Éramos os francos favoritos e começamos ganhando da Alemanha por 2 a 0. Mas perdemos de virada: 3 a 2. E pensar que havia quatro anos ninguém ganhava da gente..."
"Como foi sua saída da Hungria?"
"Em 1956, quando eu estava fazendo uns jogos pela Europa, chegou a notícia de que a União Soviética tinha invadido a Hungria. Decidi não voltar mais. E a Fifa me suspendeu por um ano e meio."
"E depois da suspensão o senhor foi para o Real Madrid?"
"Isso. Mas foi um recomeço difícil. Estava com uma úlcera no estômago, já tinha 30 anos e pesava 18 quilos acima do meu normal. Muita salsicha, sabe? Nas primeiras seis semanas, para perder gordura, treinava sozinho, correndo com meias grossas, duas calças e cinco camisas.

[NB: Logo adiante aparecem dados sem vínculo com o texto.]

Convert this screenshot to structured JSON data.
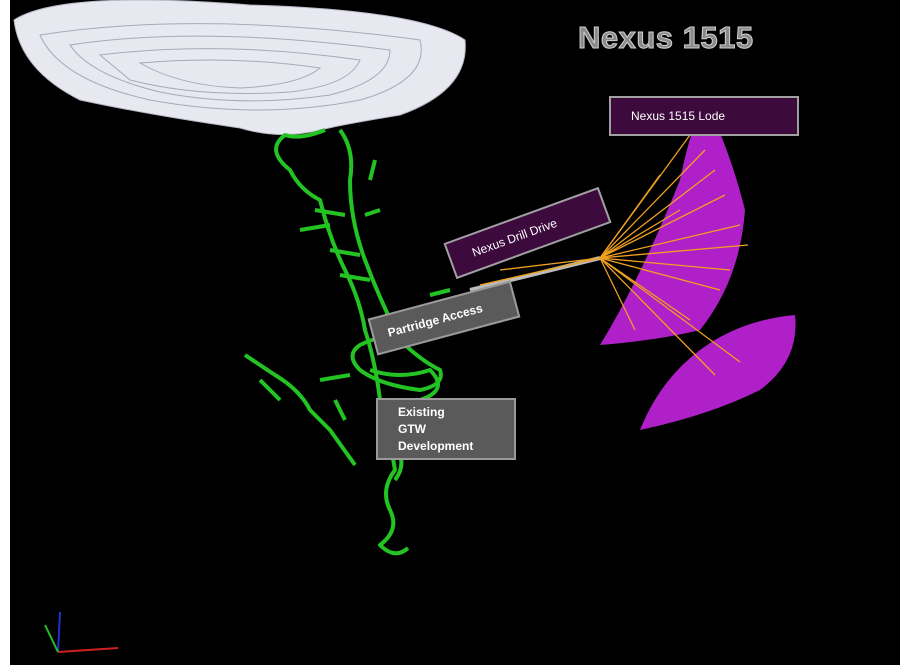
{
  "title": "Nexus 1515",
  "labels": {
    "lode": "Nexus 1515 Lode",
    "drill_drive": "Nexus Drill Drive",
    "partridge": "Partridge Access",
    "existing": "Existing GTW Development"
  }
}
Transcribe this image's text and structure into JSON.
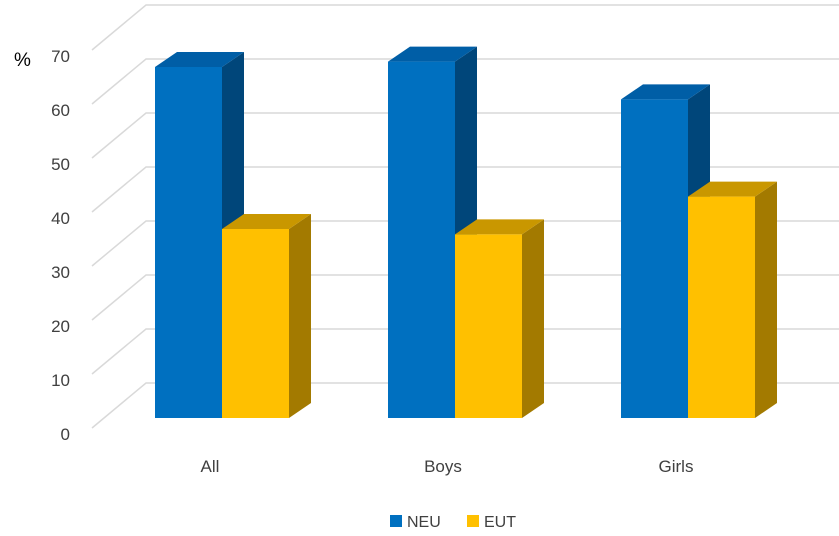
{
  "chart_data": {
    "type": "bar",
    "style": "3d-clustered-column",
    "y_unit_label": "%",
    "categories": [
      "All",
      "Boys",
      "Girls"
    ],
    "series": [
      {
        "name": "NEU",
        "values": [
          65,
          66,
          59
        ],
        "color": "#0070C0",
        "side_color": "#00467A",
        "top_color": "#005EA6"
      },
      {
        "name": "EUT",
        "values": [
          35,
          34,
          41
        ],
        "color": "#FFC000",
        "side_color": "#A37A00",
        "top_color": "#C99700"
      }
    ],
    "ylim": [
      0,
      70
    ],
    "yticks": [
      0,
      10,
      20,
      30,
      40,
      50,
      60,
      70
    ],
    "grid": true,
    "legend_position": "bottom",
    "xlabel": "",
    "ylabel": ""
  }
}
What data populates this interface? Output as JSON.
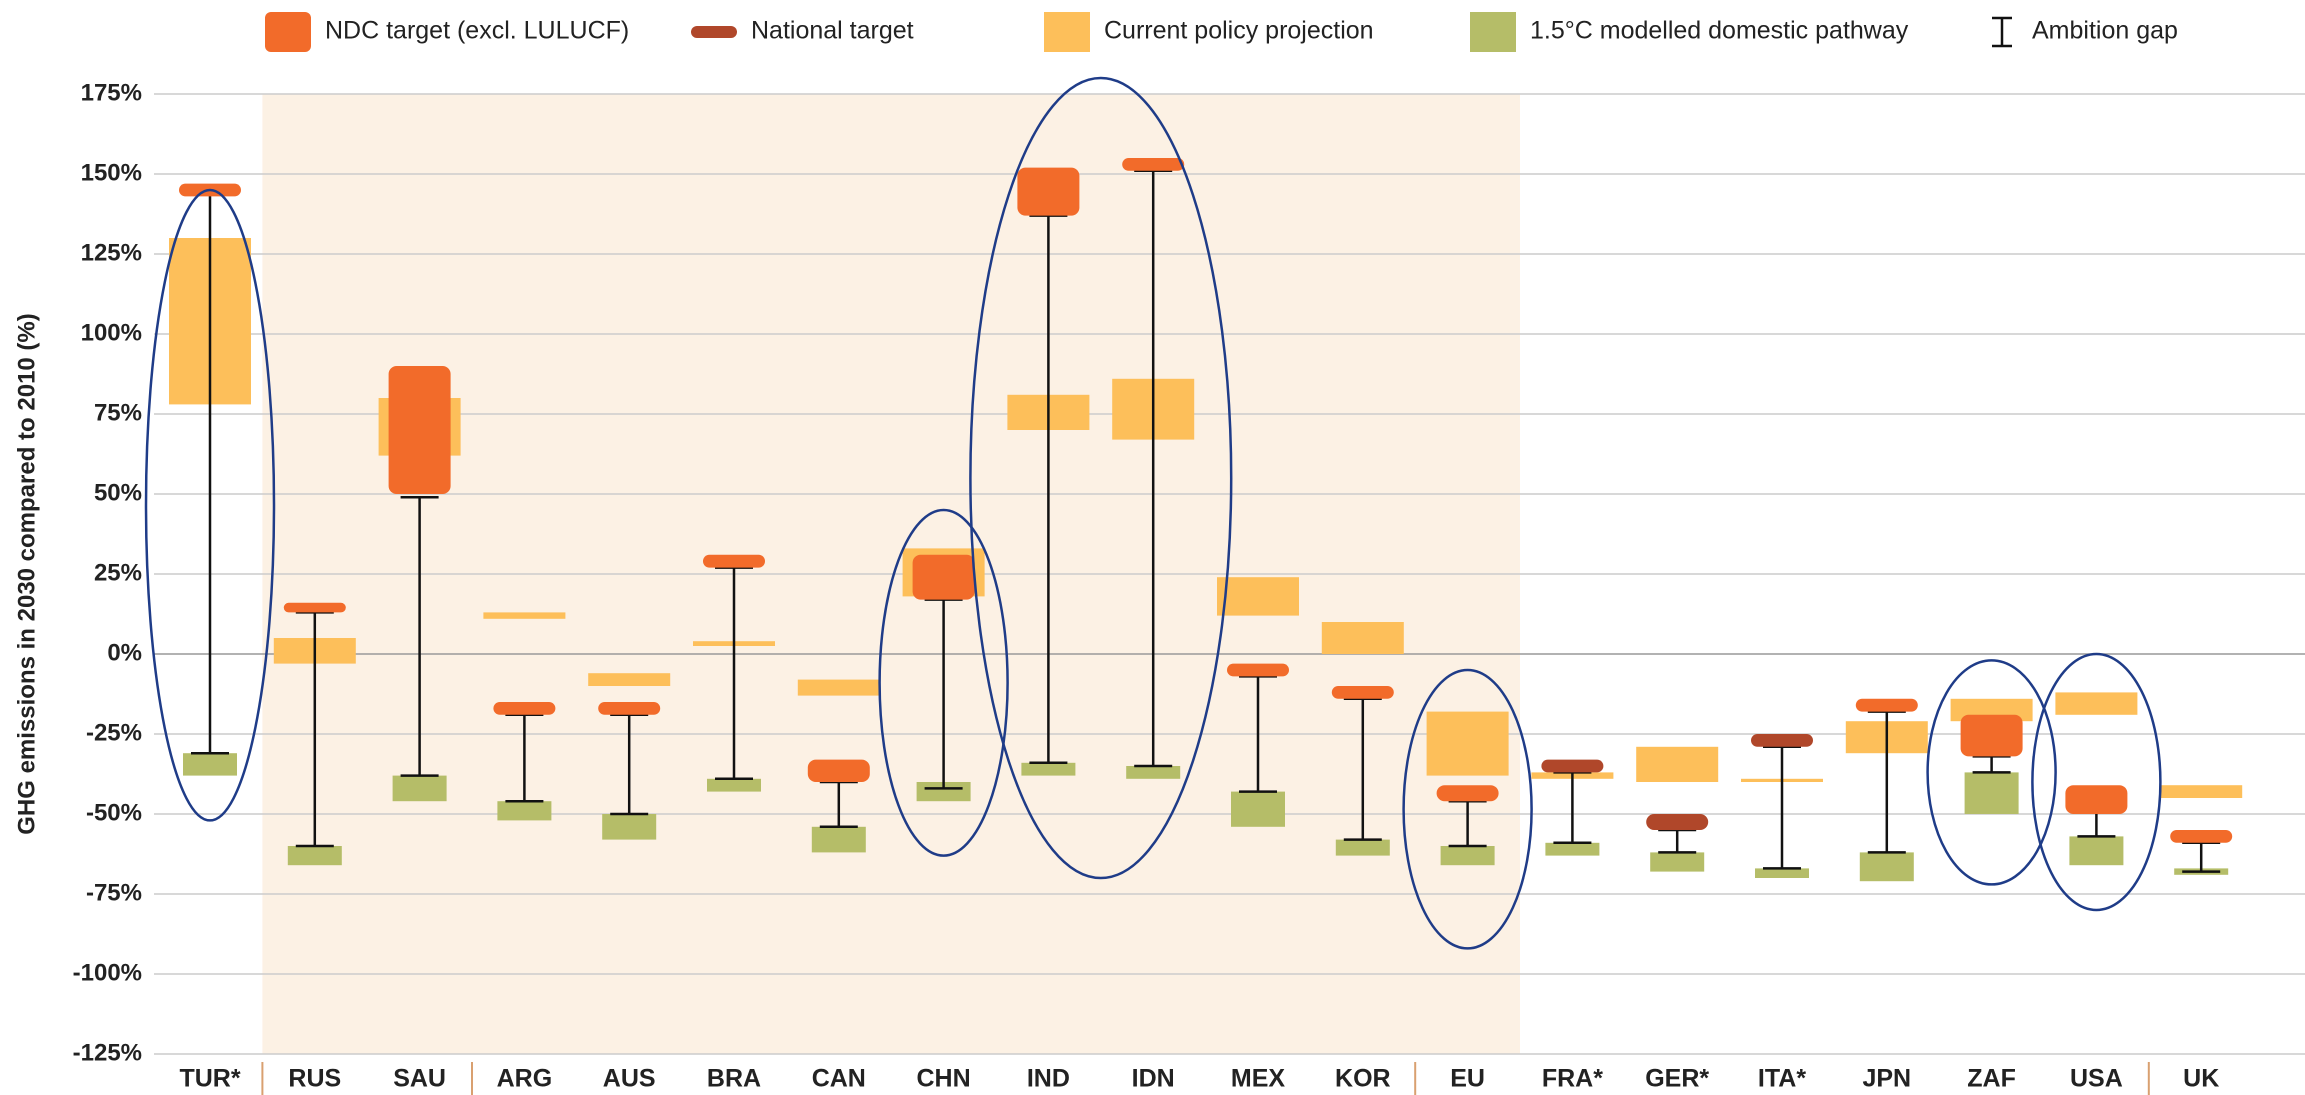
{
  "chart_data": {
    "type": "range",
    "y_axis_label": "GHG emissions in 2030 compared to 2010 (%)",
    "categories": [
      "TUR*",
      "RUS",
      "SAU",
      "ARG",
      "AUS",
      "BRA",
      "CAN",
      "CHN",
      "IND",
      "IDN",
      "MEX",
      "KOR",
      "EU",
      "FRA*",
      "GER*",
      "ITA*",
      "JPN",
      "ZAF",
      "USA",
      "UK"
    ],
    "ylim": [
      -125,
      175
    ],
    "yticks": [
      {
        "value": -125,
        "label": "-125%"
      },
      {
        "value": -100,
        "label": "-100%"
      },
      {
        "value": -75,
        "label": "-75%"
      },
      {
        "value": -50,
        "label": "-50%"
      },
      {
        "value": -25,
        "label": "-25%"
      },
      {
        "value": 0,
        "label": "0%"
      },
      {
        "value": 25,
        "label": "25%"
      },
      {
        "value": 50,
        "label": "50%"
      },
      {
        "value": 75,
        "label": "75%"
      },
      {
        "value": 100,
        "label": "100%"
      },
      {
        "value": 125,
        "label": "125%"
      },
      {
        "value": 150,
        "label": "150%"
      },
      {
        "value": 175,
        "label": "175%"
      }
    ],
    "grid": true,
    "legend": "top",
    "series": [
      {
        "name": "Current policy projection",
        "color": "#fdbf5a",
        "values": [
          [
            78,
            130
          ],
          [
            -3,
            5
          ],
          [
            62,
            80
          ],
          [
            11,
            13
          ],
          [
            -10,
            -6
          ],
          [
            2.5,
            4
          ],
          [
            -13,
            -8
          ],
          [
            18,
            33
          ],
          [
            70,
            81
          ],
          [
            67,
            86
          ],
          [
            12,
            24
          ],
          [
            0,
            10
          ],
          [
            -38,
            -18
          ],
          [
            -39,
            -37
          ],
          [
            -40,
            -29
          ],
          [
            -40,
            -39
          ],
          [
            -31,
            -21
          ],
          [
            -21,
            -14
          ],
          [
            -19,
            -12
          ],
          [
            -45,
            -41
          ]
        ]
      },
      {
        "name": "1.5°C modelled domestic pathway",
        "color": "#b5bd68",
        "values": [
          [
            -38,
            -31
          ],
          [
            -66,
            -60
          ],
          [
            -46,
            -38
          ],
          [
            -52,
            -46
          ],
          [
            -58,
            -50
          ],
          [
            -43,
            -39
          ],
          [
            -62,
            -54
          ],
          [
            -46,
            -40
          ],
          [
            -38,
            -34
          ],
          [
            -39,
            -35
          ],
          [
            -54,
            -43
          ],
          [
            -63,
            -58
          ],
          [
            -66,
            -60
          ],
          [
            -63,
            -59
          ],
          [
            -68,
            -62
          ],
          [
            -70,
            -67
          ],
          [
            -71,
            -62
          ],
          [
            -50,
            -37
          ],
          [
            -66,
            -57
          ],
          [
            -69,
            -67
          ]
        ]
      },
      {
        "name": "Ambition gap",
        "color": "#111111",
        "values": [
          [
            -31,
            145
          ],
          [
            -60,
            13
          ],
          [
            -38,
            49
          ],
          [
            -46,
            -19
          ],
          [
            -50,
            -19
          ],
          [
            -39,
            27
          ],
          [
            -54,
            -40
          ],
          [
            -42,
            17
          ],
          [
            -34,
            137
          ],
          [
            -35,
            151
          ],
          [
            -43,
            -7
          ],
          [
            -58,
            -14
          ],
          [
            -60,
            -46
          ],
          [
            -59,
            -37
          ],
          [
            -62,
            -55
          ],
          [
            -67,
            -29
          ],
          [
            -62,
            -18
          ],
          [
            -37,
            -32
          ],
          [
            -57,
            -49
          ],
          [
            -68,
            -59
          ]
        ]
      },
      {
        "name": "NDC target (excl. LULUCF)",
        "color": "#f26b2a",
        "values": [
          [
            143,
            147
          ],
          [
            13,
            16
          ],
          [
            50,
            90
          ],
          [
            -19,
            -15
          ],
          [
            -19,
            -15
          ],
          [
            27,
            31
          ],
          [
            -40,
            -33
          ],
          [
            17,
            31
          ],
          [
            137,
            152
          ],
          [
            151,
            155
          ],
          [
            -7,
            -3
          ],
          [
            -14,
            -10
          ],
          [
            -46,
            -41
          ],
          null,
          null,
          null,
          [
            -18,
            -14
          ],
          [
            -32,
            -19
          ],
          [
            -50,
            -41
          ],
          [
            -59,
            -55
          ]
        ]
      },
      {
        "name": "National target",
        "color": "#b0472a",
        "values": [
          null,
          null,
          null,
          null,
          null,
          null,
          null,
          null,
          null,
          null,
          null,
          null,
          null,
          [
            -37,
            -33
          ],
          [
            -55,
            -50
          ],
          [
            -29,
            -25
          ],
          null,
          null,
          null,
          null
        ]
      }
    ]
  }
}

Também só comia frutas e vegetais e não tocava numa gota de álcool.
Mesmo assim, comecei jogando mal. Mas com o tempo fui melhorando e acabei quatro vezes artilheiro do Campeonato Espanhol."
"Qual a sua melhor lembrança desses tempos?"
"A final da copa européia de 1960. Vencemos o Eintracht de Frankfurt por 7 a 3, e eu marquei quatro gols."
"O senhor foi um grande artilheiro!"
"Foram 1.176 gols em 1.300 jogos.
Se não tivesse parado aqueles 18 meses, podia ter feito mais gols que o Pelé." "Em 62, o senhor se naturalizou e jogou a Copa pela Espanha, não é?"
"É. Mas caímos logo. Poderíamos ter ido melhor se não fôssemos roubados contra o Brasil. Não deram aquele pênalti do Nilton Santos, em que ele deu dois passos e ainda ficou em cima da linha. Uma vergonha!"
"Quando o senhor se aposentou?"
"Em 1967. Aí entrei no negócio de salsicha, mas me dei mal e decidi ser técnico. Fui vice-campeão europeu com o Panathinaikos, da Grécia."
"Quando voltou para a Hungria?"
"Tentei voltar em 1976, para o enterro de minha mãe, mas não deixaram. Mas em 1993 consegui me mudar para lá. Desde 2000 eu estava internado, com mal de Alzheimer, num hospital em Budapeste. Daqui a uns dias, em 9 de dezembro, serei enterrado. É como diz o velho ditado: "Do pó viemos, ao pó voltaremos". Mas, entre uma coisa e outra, eu me diverti um bocado."